What would cause your centrifugal pump to start but then stop pumping? James Farley, Senior Director of Product Management for Griswold, reviews the likely causes of this problem and ways to fix it in the latest edition of the Centrifugal Pump Minute.
There’s also an opportunity for a system to begin operating, but then it’s going to stop pumping and this could be again just a frame what this is referring to. You have a pump and it’s operating valves are open and flow the pump it in the system initially sees flow through the pump and through the system, but then for some reason, the flow stops through the pump.
The first area that you would want to look at here is the pump losing its prime and so it’s possible that you’re getting there’s a pocket of air in the suction piping that maybe it pulled some fluid through but then that pocket of air got into the pump and now the pump is no longer primed. If that’s the case you need to look at re-priming your pump and you might need to also look at the suction piping as well make sure that there is no area in the suction piping that would allow an accumulation of air that could be sizeable that could cause the pump to drop out of prime when the pump is sitting idle.

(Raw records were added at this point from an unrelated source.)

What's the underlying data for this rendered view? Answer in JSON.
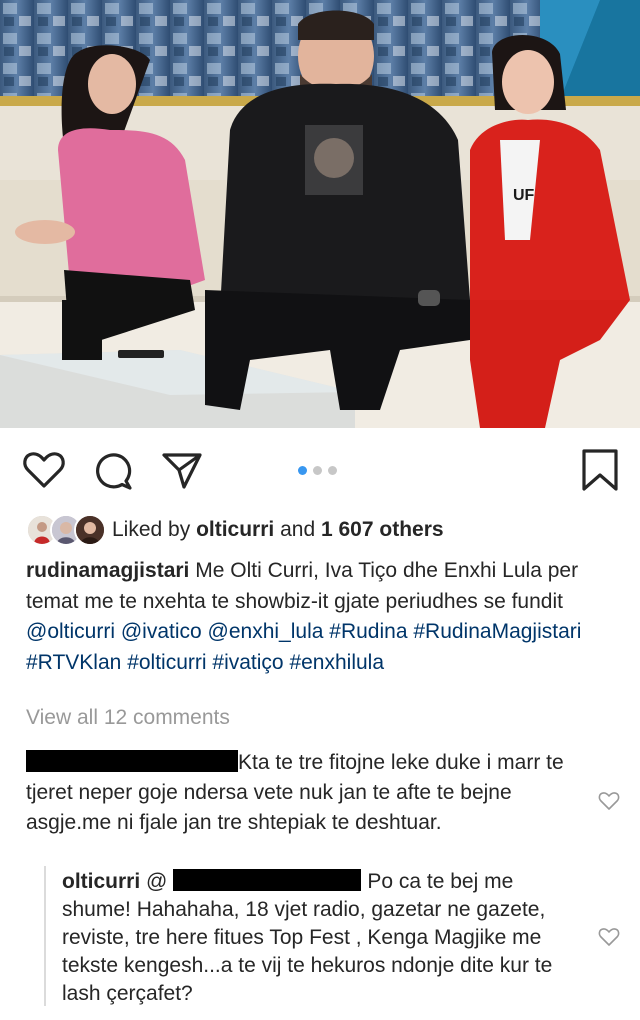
{
  "post": {
    "photo": {
      "people": [
        "woman-pink-dress",
        "man-black-hoodie",
        "woman-red-suit"
      ],
      "shirt_text": "UF"
    },
    "carousel": {
      "total": 3,
      "current": 1
    },
    "likes": {
      "prefix": "Liked by",
      "user": "olticurri",
      "middle": "and",
      "count": "1 607 others"
    },
    "caption": {
      "user": "rudinamagjistari",
      "text": "Me Olti Curri, Iva Tiço dhe Enxhi Lula per temat me te nxehta te showbiz-it gjate periudhes se fundit",
      "mentions": [
        "@olticurri",
        "@ivatico",
        "@enxhi_lula"
      ],
      "hashtags": [
        "#Rudina",
        "#RudinaMagjistari",
        "#RTVKlan",
        "#olticurri",
        "#ivatiço",
        "#enxhilula"
      ]
    },
    "view_all": "View all 12 comments"
  },
  "comments": [
    {
      "user": "",
      "text": "Kta te tre fitojne leke duke i marr te tjeret neper goje ndersa vete nuk jan te afte te bejne asgje.me ni fjale jan tre shtepiak te deshtuar."
    },
    {
      "user": "olticurri",
      "mention_prefix": "@",
      "text": "Po ca te bej me shume! Hahahaha, 18 vjet radio, gazetar ne gazete, reviste, tre here fitues Top Fest , Kenga Magjike me tekste kengesh...a te vij te hekuros ndonje dite kur te lash çerçafet?"
    }
  ],
  "colors": {
    "accent": "#3897f0",
    "link": "#003569",
    "muted": "#999999",
    "text": "#262626"
  },
  "icons": [
    "heart-icon",
    "comment-icon",
    "share-icon",
    "bookmark-icon",
    "heart-small-icon"
  ]
}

You may need to do some revision to your suction line. But you can also see that there are air and vapor in the suction line I know what I mentioned there if your piping has a high point that can accumulate air at least review that piping and potentially you might need to put a vent on it so you can vent that air out or essentially just remove that high point that allows the air to accumulate. Then you could have some other air leak that’s in the suction line. It could be a leak or a gasket or a valve that’s allowing a significant amount of air to get sucked into the suction piping and this could cause the pump to fall out of its prime when it’s operating.